For each citing entry, the verbatim excerpt and Likelier's calculation notes (how the source's number was converted to the lifetime-probability framing) are shown below. Click through to read the full claim ledger.

  1. Statistic
    38% of severe LTSS need episodes last more than 4 years; 9% last more than 10 years; only 5% of older adults receive paid LTSS for more than 5 years
    “"About 70 percent of adults who survive to age 65 will develop severe LTSS needs before they die and 48 percent will receive some paid care over their lifetime. Only 24 percent of older adults receive more than two years of paid LTSS care, and only 15 percent spend more than two years in a nursing home."”
    Calculation notes
    The 2019 ASPE/Urban Institute analysis provides the historical duration distribution: of severe need episodes, 40% last ≤2 years, 38% last >4 years, and 9% last >10 years. Applied to the 70% conditional prevalence: the >4-year group is 0.70 × 0.38 ≈ 27% of those reaching 65. Only 24% receive more than 2 years of *paid* care, and only 5% of all older adults receive paid LTSS for more than 5 years — lower than the 22% with any LTSS need >5 years because many long-need individuals rely on unpaid family care.
    

    Independence note: The 2019 ASPE/Urban Institute report and the 2022 ASPE brief use different methodologies and cohort definitions; both are included to bracket the plausible range. The 22% figure (2022) refers to any LTSS need >5 years while the 5% figure (2019) refers to paid care >5 years, explaining much of the gap between the two estimates.
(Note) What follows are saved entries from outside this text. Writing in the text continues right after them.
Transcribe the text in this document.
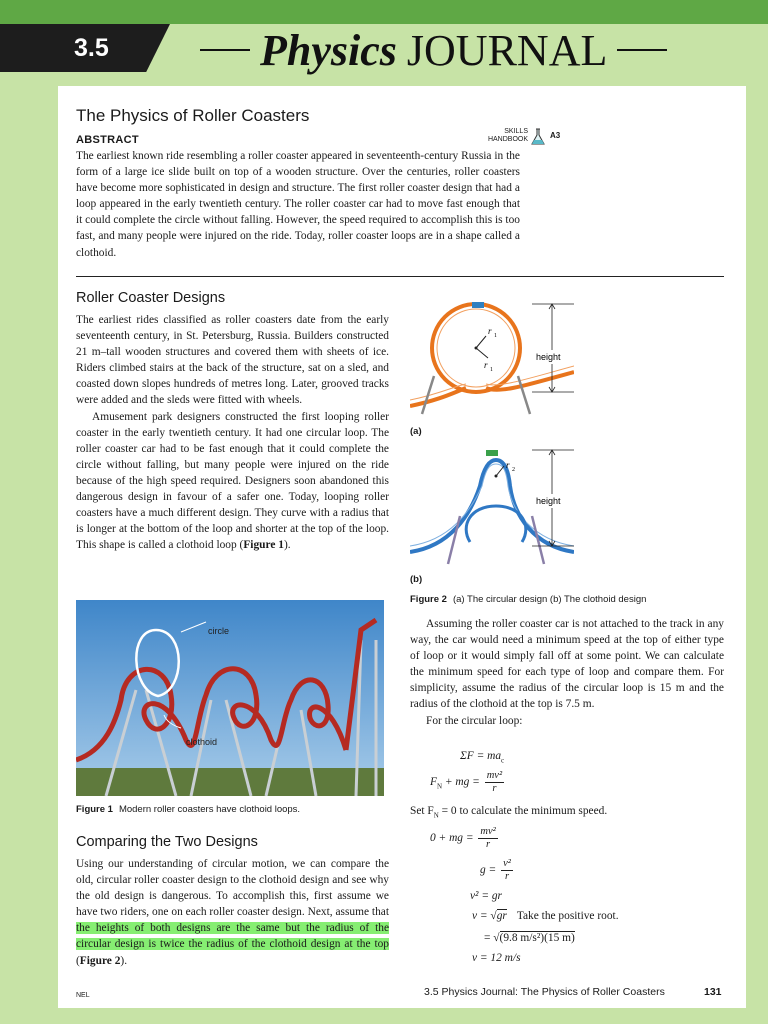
3.5	Physics JOURNAL
The Physics of Roller Coasters
ABSTRACT
SKILLS
HANDBOOK	A3

The earliest known ride resembling a roller coaster appeared in seventeenth-century Russia in the form of a large ice slide built on top of a wooden structure. Over the centuries, roller coasters have become more sophisticated in design and structure. The first roller coaster design that had a loop appeared in the early twentieth century. The roller coaster car had to move fast enough that it could complete the circle without falling. However, the speed required to accomplish this is too fast, and many people were injured on the ride. Today, roller coaster loops are in a shape called a clothoid.

Roller Coaster Designs

The earliest rides classified as roller coasters date from the early seventeenth century, in St. Petersburg, Russia. Builders constructed 21 m–tall wooden structures and covered them with sheets of ice. Riders climbed stairs at the back of the structure, sat on a sled, and coasted down slopes hundreds of metres long. Later, grooved tracks were added and the sleds were fitted with wheels.

Amusement park designers constructed the first looping roller coaster in the early twentieth century. It had one circular loop. The roller coaster car had to be fast enough that it could complete the circle without falling, but many people were injured on the ride because of the high speed required. Designers soon abandoned this dangerous design in favour of a safer one. Today, looping roller coasters have a much different design. They curve with a radius that is longer at the bottom of the loop and shorter at the top of the loop. This shape is called a clothoid loop (Figure 1).

circle
clothoid
Figure 1 Modern roller coasters have clothoid loops.
Comparing the Two Designs

Using our understanding of circular motion, we can compare the old, circular roller coaster design to the clothoid design and see why the old design is dangerous. To accomplish this, first assume we have two riders, one on each roller coaster design. Next, assume that the heights of both designs are the same but the radius of the circular design is twice the radius of the clothoid design at the top (Figure 2).

r 1
r 1
height
(a)
r 2
height
(b)
Figure 2 (a) The circular design (b) The clothoid design

Assuming the roller coaster car is not attached to the track in any way, the car would need a minimum speed at the top of either type of loop or it would simply fall off at some point. We can calculate the minimum speed for each type of loop and compare them. For simplicity, assume the radius of the circular loop is 15 m and the radius of the clothoid at the top is 7.5 m.

For the circular loop:

$\Sigma F = ma_c$
$F_N$ + mg = $\frac{\text{mv²}}{r}$
Set $F_N = 0$ to calculate the minimum speed.
0 + mg = $\frac{\text{mv²}}{r}$
$g = \frac{\text{v²}}{r}$
v² = gr
v = √gr Take the positive root.
= √(9.8 m/s²)(15 m)
v = 12 m/s
NEL	3.5 Physics Journal: The Physics of Roller Coasters	131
    Source date: 2019-04-03 · Accessed: 2026-05-14

  2. Statistic
    70% of adults surviving to age 65 develop severe LTSS needs before death; 48% receive paid care; average severe need duration 2.2 years; women 75%, men 64%
    “"About 70 percent of adults who survive to age 65 will develop severe LTSS needs before they die and 48 percent will receive some paid care over their lifetime. Only 24 percent of older adults receive more than two years of paid LTSS care, and only 15 percent spend more than two years in a nursing home."”
    Calculation notes
    ASPE/Urban Institute 2019 report uses DYNASIM microsimulation of Health and Retirement Study (HRS) data. The 70% headline is the conditional probability of severe LTSS need (2+ ADL limitations for ≥90 days OR severe cognitive impairment) among those reaching age 65. Women: 75%, Men: 64%. Average duration of severe need: 2.2 years overall; women's severe needs last longer (44% of women vs 28% of men have needs lasting >2 years). To produce the unconditional lifetime estimate: 0.70 × 0.82 (probability of surviving to 65) ≈ 0.57. The 48% paid-care figure implies roughly 22% develop severe needs but rely exclusively on informal/unpaid care.
    

    Independence note: The ASPE/Urban Institute analysis is based on the Health and Retirement Study (HRS), a nationally representative longitudinal survey of Americans over 50 conducted by the University of Michigan. It is independent of nursing home administrative data and insurance claims databases.

    Source date: 2019-04-03 · Accessed: 2026-05-14

  3. Statistic
    28% of adults age 65+ receive at least 90 days of nursing home care; 15% spend more than 2 years in a nursing home
    “"Only 24 percent of older adults receive more than two years of paid LTSS care, and only 15 percent spend more than two years in a nursing home."”
    Calculation notes
    The ASPE/Urban Institute 2019 report provides the complementary LTSS perspective. The 28% nursing home care figure (≥90 days) is the subset of the 56% RAND figure who have longer stays; the majority of nursing home stays are short (rehabilitation, post-surgical recovery). Used here to contextualize the duration distribution: most nursing home admissions are brief, but 28% involve clinically significant stays and 15% exceed two years.
    

    Independence note: ASPE 2019 uses DYNASIM microsimulation of HRS data, overlapping with the RAND 2017 source but using a different modeling approach. The two are not fully independent but represent separate modeling teams and methodologies applied to the same underlying survey data.